The bill, which could impose a new fee on private health insurers, now lacks the two-thirds majority of votes it needs in the House for enactment, but the Senate strongly supports the bill and probably will vote to require only a majority vote, according to a report in the Portland Press Herald that calls final enactment “certain.”
Gov. John Baldacci, a Democrat, organized the effort to develop the program, which he is calling a “universal health program.”
Rep. Christopher O’Neil, D-Saco, chair of the Insurance and Financial Services Committee and chair of the Joint Select Committee on Health Care Reform, introduced L.D. 1611.
The bill would create Dirigo Health, a program that would buy health coverage for small businesses, self-employed people, individuals without access to coverage, and dependents of residents eligible for Dirigo Health program coverage.
The program would try to buy health coverage from private insurers, but it would set up its own, nonprofit insurer if private insurers declined to participate, according to the bill text.
Funding would come from participant premiums, Medicaid funds, funds now spent on charity care and bad debt, and, after July 1, 2005, “savings offset payments paid by health insurance carriers, employee benefit excess insurance carriers and third-party administrators,” according to the bill text.
“The board of directors is required to establish the savings offset amount, not to exceed 4% of [the private carriers'] annual premium revenue or its equivalent, on an annual basis and those savings offset payments may not exceed the aggregate cost savings attributable to reductions in bad debt and charity care costs as a result of the operation of Dirigo Health and the expansion in” Maine’s Medicaid program, according to the bill text.

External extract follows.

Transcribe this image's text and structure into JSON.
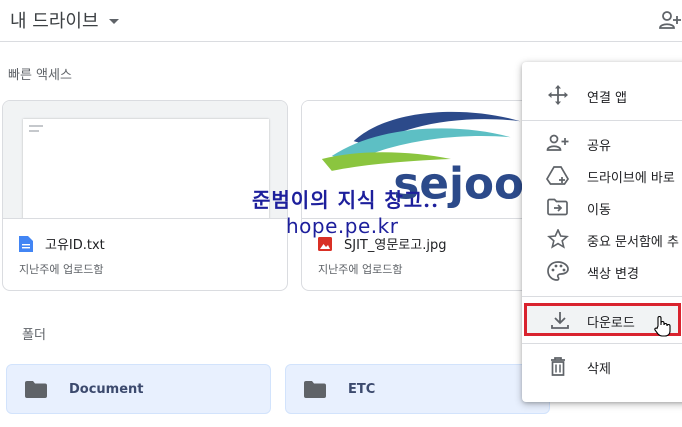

Baldacci contends that bad debt and charity care now increase private carriers’ costs far more than 4%.
“Sixteen percent of total premium costs today are attributable to bad debt and charity care costs,” Baldacci said in May in a speech promoting the Dirigo Health program.
L.D. 1611 also would require health care providers to supply written information about their prices, and it would require the state to publish annual reports comparing the prices that Maine hospitals and outpatient facilities charge for common procedures and “diagnosis-related groups.”